Nasıl farklar var derseniz, bir tanesi kültürün nesillerdir bir parçası. Diğeri ise mahallenin yeni çocuğu. Arrakis gezegeninde nesiller boyu yaşamış ve yaşamaya devam eden Fremenler için damıtıcı giysi aynı zamanda kültürlerinin, geleneklerinin de bir parçası. Hayatlarını daha güvenli bir şekilde devam ettirmeleri için tasarlandığı gibi birbirlerine olan güvenlerini de simgeliyor. Bir gruba ait olmanın delili de diyebileceğimiz bir durum anlayacağınız. Ayrıca en kaliteli damıtıcı giysilerin siyeç -saklanma ve yaşam alanı olarak kullanılan bir çeşit mağara sistemi- içerisinde üretilen modeller olduğunu okuyoruz.

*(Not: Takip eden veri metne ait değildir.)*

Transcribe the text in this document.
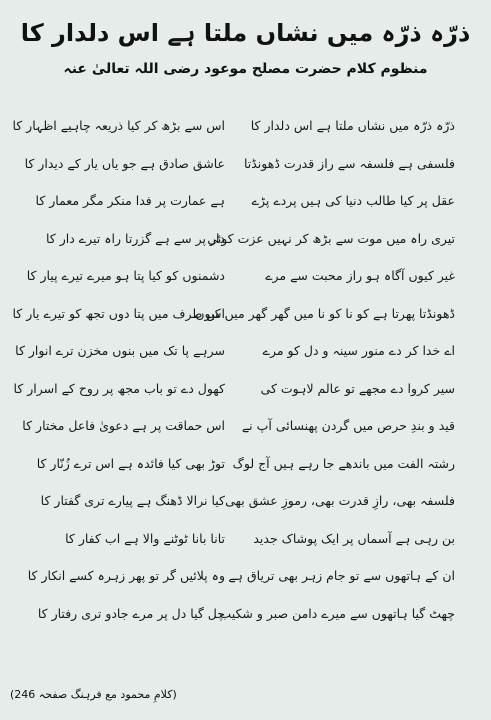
ذرّہ ذرّہ میں نشاں ملتا ہے اس دلدار کا
منظوم کلام حضرت مصلح موعود رضی اللہ تعالیٰ عنہ
ذرّہ ذرّہ میں نشاں ملتا ہے اس دلدار کا
فلسفی ہے فلسفہ سے راز قدرت ڈھونڈتا
عقل پر کیا طالب دنیا کی ہیں پردے پڑے
تیری راہ میں موت سے بڑھ کر نہیں عزت کوئی
غیر کیوں آگاہ ہو راز محبت سے مرے
ڈھونڈتا پھرتا ہے کو نا کو نا میں گھر گھر میں کیوں
اے خدا کر دے منور سینہ و دل کو مرے
سیر کروا دے مجھے تو عالم لاہوت کی
قید و بندِ حرص میں گردن پھنسائی آپ نے
رشتہ الفت میں باندھے جا رہے ہیں آج لوگ
فلسفہ بھی، رازِ قدرت بھی، رموزِ عشق بھی
بن رہی ہے آسماں پر ایک پوشاک جدید
ان کے ہاتھوں سے تو جام زہر بھی تریاق ہے
چھٹ گیا ہاتھوں سے میرے دامن صبر و شکیب
اس سے بڑھ کر کیا ذریعہ چاہیے اظہار کا
عاشق صادق ہے جو یاں یار کے دیدار کا
ہے عمارت پر فدا منکر مگر معمار کا
دار پر سے ہے گزرتا راہ تیرے دار کا
دشمنوں کو کیا پتا ہو میرے تیرے پیار کا
اس طرف میں پتا دوں تجھ کو تیرے یار کا
سرہے پا تک میں بنوں مخزن ترے انوار کا
کھول دے تو باب مجھ پر روح کے اسرار کا
اس حماقت پر ہے دعویٰ فاعل مختار کا
توڑ بھی کیا فائدہ ہے اس ترے زُنّار کا
کیا نرالا ڈھنگ ہے پیارے تری گفتار کا
تانا بانا ٹوٹنے والا ہے اب کفار کا
وہ پلائیں گر تو پھر زہرہ کسے انکار کا
چل گیا دل پر مرے جادو تری رفتار کا
(کلامِ محمود مع فرہنگ صفحہ 246)
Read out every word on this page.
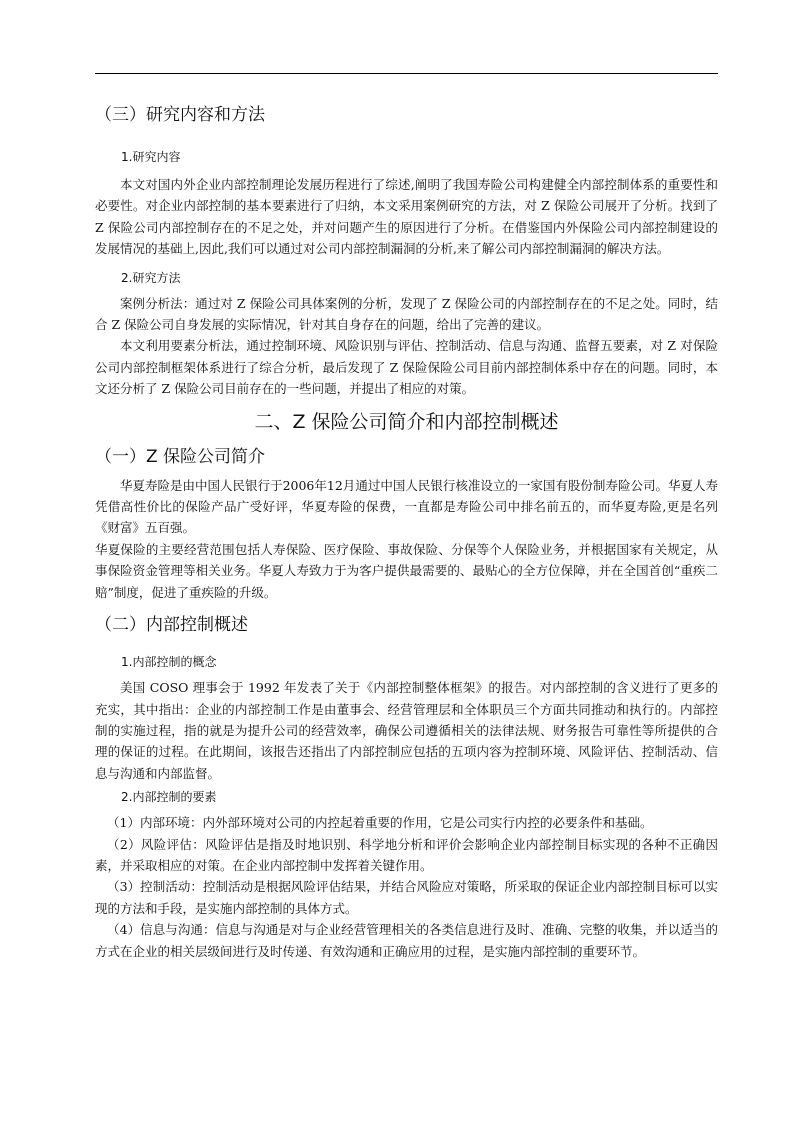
（三）研究内容和方法
1.研究内容

本文对国内外企业内部控制理论发展历程进行了综述,阐明了我国寿险公司构建健全内部控制体系的重要性和必要性。对企业内部控制的基本要素进行了归纳，本文采用案例研究的方法，对 Z 保险公司展开了分析。找到了 Z 保险公司内部控制存在的不足之处，并对问题产生的原因进行了分析。在借鉴国内外保险公司内部控制建设的发展情况的基础上,因此,我们可以通过对公司内部控制漏洞的分析,来了解公司内部控制漏洞的解决方法。

2.研究方法

案例分析法：通过对 Z 保险公司具体案例的分析，发现了 Z 保险公司的内部控制存在的不足之处。同时，结合 Z 保险公司自身发展的实际情况，针对其自身存在的问题，给出了完善的建议。

本文利用要素分析法，通过控制环境、风险识别与评估、控制活动、信息与沟通、监督五要素，对 Z 对保险公司内部控制框架体系进行了综合分析，最后发现了 Z 保险保险公司目前内部控制体系中存在的问题。同时，本文还分析了 Z 保险公司目前存在的一些问题，并提出了相应的对策。

二、Z 保险公司简介和内部控制概述
（一）Z 保险公司简介

华夏寿险是由中国人民银行于2006年12月通过中国人民银行核准设立的一家国有股份制寿险公司。华夏人寿凭借高性价比的保险产品广受好评，华夏寿险的保费，一直都是寿险公司中排名前五的，而华夏寿险,更是名列《财富》五百强。

华夏保险的主要经营范围包括人寿保险、医疗保险、事故保险、分保等个人保险业务，并根据国家有关规定，从事保险资金管理等相关业务。华夏人寿致力于为客户提供最需要的、最贴心的全方位保障，并在全国首创“重疾二赔”制度，促进了重疾险的升级。

（二）内部控制概述
1.内部控制的概念

美国 COSO 理事会于 1992 年发表了关于《内部控制整体框架》的报告。对内部控制的含义进行了更多的充实，其中指出：企业的内部控制工作是由董事会、经营管理层和全体职员三个方面共同推动和执行的。内部控制的实施过程，指的就是为提升公司的经营效率，确保公司遵循相关的法律法规、财务报告可靠性等所提供的合理的保证的过程。在此期间，该报告还指出了内部控制应包括的五项内容为控制环境、风险评估、控制活动、信息与沟通和内部监督。

2.内部控制的要素

（1）内部环境：内外部环境对公司的内控起着重要的作用，它是公司实行内控的必要条件和基础。

（2）风险评估：风险评估是指及时地识别、科学地分析和评价会影响企业内部控制目标实现的各种不正确因素，并采取相应的对策。在企业内部控制中发挥着关键作用。

（3）控制活动：控制活动是根据风险评估结果，并结合风险应对策略，所采取的保证企业内部控制目标可以实现的方法和手段，是实施内部控制的具体方式。

（4）信息与沟通：信息与沟通是对与企业经营管理相关的各类信息进行及时、准确、完整的收集，并以适当的方式在企业的相关层级间进行及时传递、有效沟通和正确应用的过程，是实施内部控制的重要环节。
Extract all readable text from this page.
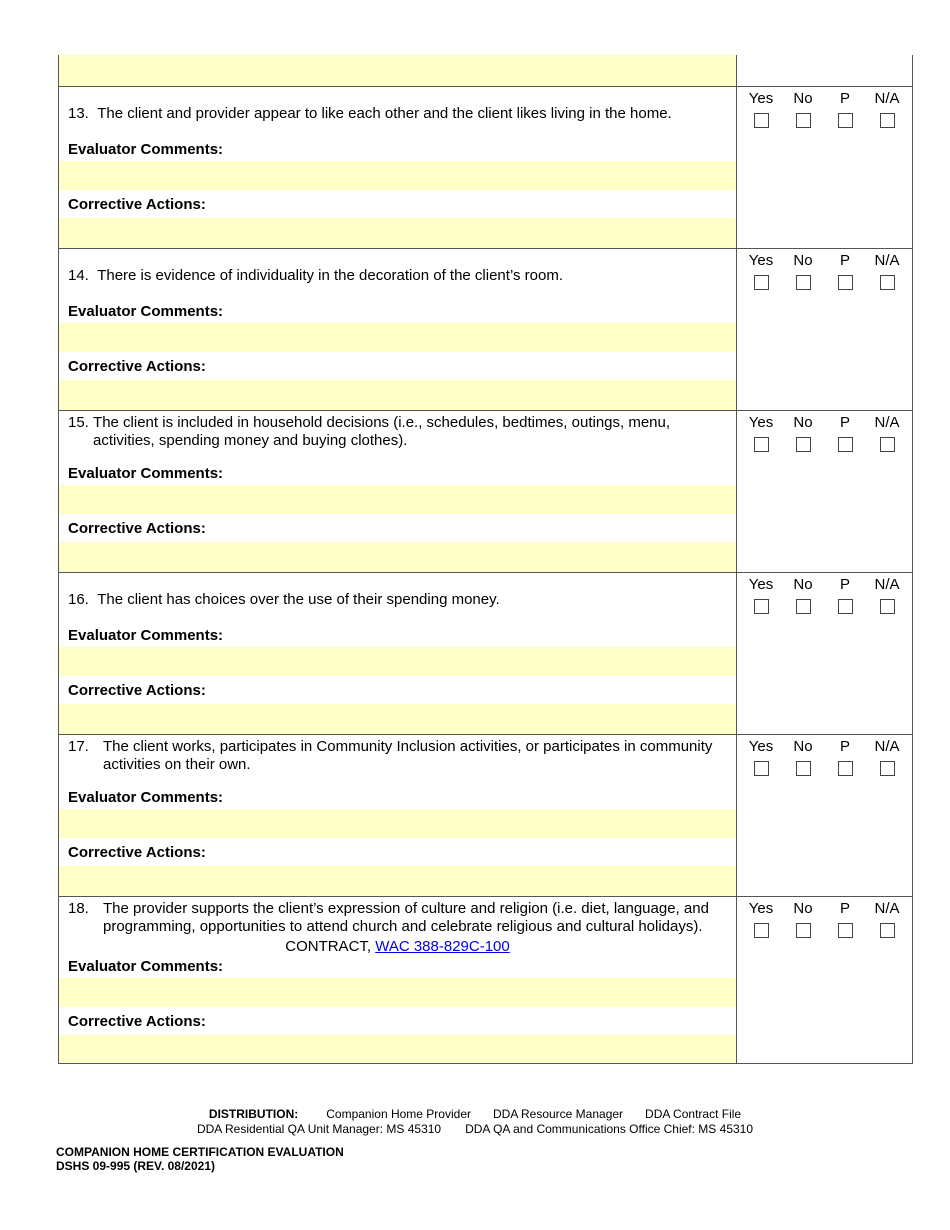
13.
The client and provider appear to like each other and the client likes living in the home.
Evaluator Comments:
Corrective Actions:
Yes No P N/A
14.
There is evidence of individuality in the decoration of the client’s room.
Evaluator Comments:
Corrective Actions:
Yes No P N/A
15.
The client is included in household decisions (i.e., schedules, bedtimes, outings, menu, activities, spending money and buying clothes).
Evaluator Comments:
Corrective Actions:
Yes No P N/A
16.
The client has choices over the use of their spending money.
Evaluator Comments:
Corrective Actions:
Yes No P N/A
17. The client works, participates in Community Inclusion activities, or participates in community activities on their own.
Evaluator Comments:
Corrective Actions:
Yes No P N/A
18. The provider supports the client’s expression of culture and religion (i.e. diet, language, and programming, opportunities to attend church and celebrate religious and cultural holidays).
CONTRACT, WAC 388-829C-100
Evaluator Comments:
Corrective Actions:
Yes No P N/A
DISTRIBUTION: Companion Home Provider DDA Resource Manager DDA Contract File
DDA Residential QA Unit Manager: MS 45310 DDA QA and Communications Office Chief: MS 45310
COMPANION HOME CERTIFICATION EVALUATION
DSHS 09-995 (REV. 08/2021)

Zira bu kültürün ilk sahiplerinin soyundan gelenler hala siyeçlerde yaşamlarını sürdürüyorlar. Haliyle mevzubahis ekipman, kültürel bir miras olarak nesilden nesile aktarılmış durumda.
Maske meselesi tabii ki kültür ile uzaktan yakından alakası olmayan bir hadise. Zorunluluk gereği kullanmak zorunda olduğumuz, reklamlarda sürekli karşımıza çıkan istenmeyen tüy gibi bir şey. Tamamen sağlığımıza odaklı bir ekipman ve söz konusu tehdit ortadan kalktığı ya da metabolizmamız bunu ölümcül bir tehlike olarak algılamadığı zaman rafa kaldıracağımız bir ürün. Bu nedenle köklü bir geleneği olmasını zaten geçtik, dış kapının dış mandalı konumunda.
Toparlayalım
Damıtıcı giysi teknolojisi ve maske kullanımı. Biri yaşadığımız gerçekliğin yeni normali. Diğeri kurgu bir evrendeki yaşamla ölüm arasındaki araç. Biri hazzetmediğimiz bir zorunluluk. Diğeri kültürel bir mirasın en somut hali. Bu iki durumun farkları kadar benzer özellikleri de mevcut. İkisi de insan hayatını korumaya odaklı.
Umalım da bugünler geride kalsın. Pandemi ve salgın kurgu evrenlerde karşımıza çıkmaya devam etsin…
Yazı boyunca dikkat çekmek istediğim şey aslında benzerlik ve aynılık durumlarını ele almak değildi. Asıl üzerinde durduğum nokta bizlerin mevcut durumu ne denli hafife almaya meyilli oluşumuz ve geleceğin dünyasında -Dune hikayesindeki gibi değil kesinlikle- bizleri nelerin beklediği. Küresel ölçekte bir salgın ile karşı karşıyayız. Bu durumun şakaya gelir yanı pek yok. Her geçen gün aslında daha da kritik bir hal alan pandemi, hayatımızda derin izler bırakmayı sürdürüyor. Maske kullanmak kimsenin hoşuna gitmiyor tabii ki. Tüm gün nefesimizin daraldığını, konuşmalar esnasında anlaşmazlıklar yaşadığımızı biliyoruz. Ancak şimdi ihtiyacımız olan hassasiyet seviyesi bu, maske takmak. Yazı boyunca bahsettiğim diğer alternatife göre daha zahmetsiz, emin olun.